Round and Round


One of the things I like about photographing the details of a subject is that you can separate it from the reality of what and where it is. This can give you more freedom with your composition, as you are not tied to the exact appearance of something, such as its orientation. When photographing a leaf or a flower I may adjust the angle of the camera for a better flow of the lines in the composition. While this changes the angle of a stem or leaf edge, if it's a tight enough shot there's no reference to the angle of the surrounding leaves, stems and flowers. Therefore there is no visual reference to indicate something is askew. Of course it all depends on the subject. If there are flowers hanging off a stem and you adjust the angle of the image too severely then the viewer will know that something is "off" with the angle of the flowers. In these cases adjustments should be minimal. On the other hand if there are no such revealing visual details, creative freedom abounds.

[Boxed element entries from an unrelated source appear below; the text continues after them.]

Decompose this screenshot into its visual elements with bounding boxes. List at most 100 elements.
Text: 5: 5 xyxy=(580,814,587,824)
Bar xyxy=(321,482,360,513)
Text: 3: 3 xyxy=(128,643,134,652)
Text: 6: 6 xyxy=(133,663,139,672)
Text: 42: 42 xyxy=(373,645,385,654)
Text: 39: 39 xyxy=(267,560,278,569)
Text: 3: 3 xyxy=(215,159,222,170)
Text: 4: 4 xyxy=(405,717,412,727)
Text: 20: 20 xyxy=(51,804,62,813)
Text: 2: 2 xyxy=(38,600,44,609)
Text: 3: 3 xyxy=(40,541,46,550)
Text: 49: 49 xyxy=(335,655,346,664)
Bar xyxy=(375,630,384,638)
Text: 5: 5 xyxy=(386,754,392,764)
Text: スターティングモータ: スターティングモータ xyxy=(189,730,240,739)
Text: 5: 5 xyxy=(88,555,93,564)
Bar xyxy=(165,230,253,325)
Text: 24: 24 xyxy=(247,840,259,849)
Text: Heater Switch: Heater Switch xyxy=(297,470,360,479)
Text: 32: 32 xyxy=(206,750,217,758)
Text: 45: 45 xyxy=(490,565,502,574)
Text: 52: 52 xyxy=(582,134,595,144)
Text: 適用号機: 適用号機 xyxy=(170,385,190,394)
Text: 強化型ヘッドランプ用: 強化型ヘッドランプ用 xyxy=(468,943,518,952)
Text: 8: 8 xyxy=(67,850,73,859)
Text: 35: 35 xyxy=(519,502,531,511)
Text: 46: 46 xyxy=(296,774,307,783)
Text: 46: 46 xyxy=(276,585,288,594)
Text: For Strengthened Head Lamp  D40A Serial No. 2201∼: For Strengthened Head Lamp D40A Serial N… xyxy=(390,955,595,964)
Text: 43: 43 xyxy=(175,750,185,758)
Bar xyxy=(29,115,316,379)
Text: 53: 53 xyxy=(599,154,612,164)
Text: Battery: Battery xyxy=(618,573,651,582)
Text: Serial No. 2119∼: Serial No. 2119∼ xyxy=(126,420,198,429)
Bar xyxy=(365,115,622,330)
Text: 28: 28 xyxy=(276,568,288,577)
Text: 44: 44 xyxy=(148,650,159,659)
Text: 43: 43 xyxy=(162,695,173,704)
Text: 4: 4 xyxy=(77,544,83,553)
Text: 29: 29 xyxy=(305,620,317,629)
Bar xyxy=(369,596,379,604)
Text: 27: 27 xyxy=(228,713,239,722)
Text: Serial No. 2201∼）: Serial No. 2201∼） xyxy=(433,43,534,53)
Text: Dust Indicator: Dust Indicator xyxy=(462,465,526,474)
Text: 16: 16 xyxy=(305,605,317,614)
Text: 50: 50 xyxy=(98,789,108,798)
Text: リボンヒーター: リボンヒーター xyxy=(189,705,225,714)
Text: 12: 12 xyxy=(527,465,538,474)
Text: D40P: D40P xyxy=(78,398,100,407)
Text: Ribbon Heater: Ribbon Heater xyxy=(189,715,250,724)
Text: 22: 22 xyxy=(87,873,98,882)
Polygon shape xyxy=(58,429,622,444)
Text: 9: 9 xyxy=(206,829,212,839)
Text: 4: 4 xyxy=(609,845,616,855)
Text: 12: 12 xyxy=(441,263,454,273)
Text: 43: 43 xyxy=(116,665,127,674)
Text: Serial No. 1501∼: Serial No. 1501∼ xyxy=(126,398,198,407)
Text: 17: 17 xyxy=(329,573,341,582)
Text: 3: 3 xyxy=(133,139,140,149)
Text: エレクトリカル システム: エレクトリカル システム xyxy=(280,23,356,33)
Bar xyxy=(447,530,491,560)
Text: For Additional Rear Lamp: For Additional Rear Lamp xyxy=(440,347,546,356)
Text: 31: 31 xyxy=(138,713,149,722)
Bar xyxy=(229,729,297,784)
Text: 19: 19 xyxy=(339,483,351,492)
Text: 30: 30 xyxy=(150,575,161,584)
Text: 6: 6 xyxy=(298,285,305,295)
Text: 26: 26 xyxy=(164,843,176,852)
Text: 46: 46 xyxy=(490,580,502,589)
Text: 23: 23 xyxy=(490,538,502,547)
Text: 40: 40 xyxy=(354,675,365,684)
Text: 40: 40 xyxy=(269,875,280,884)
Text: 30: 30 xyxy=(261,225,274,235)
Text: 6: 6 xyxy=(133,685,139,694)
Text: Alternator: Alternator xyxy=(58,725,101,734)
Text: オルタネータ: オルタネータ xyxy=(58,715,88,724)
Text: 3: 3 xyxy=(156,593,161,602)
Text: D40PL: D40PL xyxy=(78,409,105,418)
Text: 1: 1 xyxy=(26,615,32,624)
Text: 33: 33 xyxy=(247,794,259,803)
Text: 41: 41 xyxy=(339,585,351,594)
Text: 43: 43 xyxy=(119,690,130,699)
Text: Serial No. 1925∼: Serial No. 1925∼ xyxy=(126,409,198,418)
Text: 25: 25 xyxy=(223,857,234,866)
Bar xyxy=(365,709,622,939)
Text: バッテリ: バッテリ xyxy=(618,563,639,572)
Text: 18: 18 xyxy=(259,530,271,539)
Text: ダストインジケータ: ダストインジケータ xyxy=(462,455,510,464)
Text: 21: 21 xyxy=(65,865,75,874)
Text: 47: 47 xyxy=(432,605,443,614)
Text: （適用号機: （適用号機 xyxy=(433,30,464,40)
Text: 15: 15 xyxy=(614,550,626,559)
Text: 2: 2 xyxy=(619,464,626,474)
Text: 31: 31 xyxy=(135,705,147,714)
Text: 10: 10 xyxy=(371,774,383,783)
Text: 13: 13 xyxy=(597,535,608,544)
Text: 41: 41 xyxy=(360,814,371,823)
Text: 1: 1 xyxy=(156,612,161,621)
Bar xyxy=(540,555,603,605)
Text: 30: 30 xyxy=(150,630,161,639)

When I have an image that displays as fully abstract I will rotate it as part of my editing process. I check out all four orientations and see how they strike me. The great thing about this approach is it's not limited to a particular type of subject. The image above is an arrangement of glass pieces in the wall of a church. With this tight of a shot we lose connection to which way is up or down.

Now let's explore the variations. Take a look at the other three orientations of the image. Notice how the eye moves differently through each image. Compare the flow, structure and balance of the shapes and colors. Notice that in all images the red rectangle in the corner draws the most attention. Do you have a favorite orientation?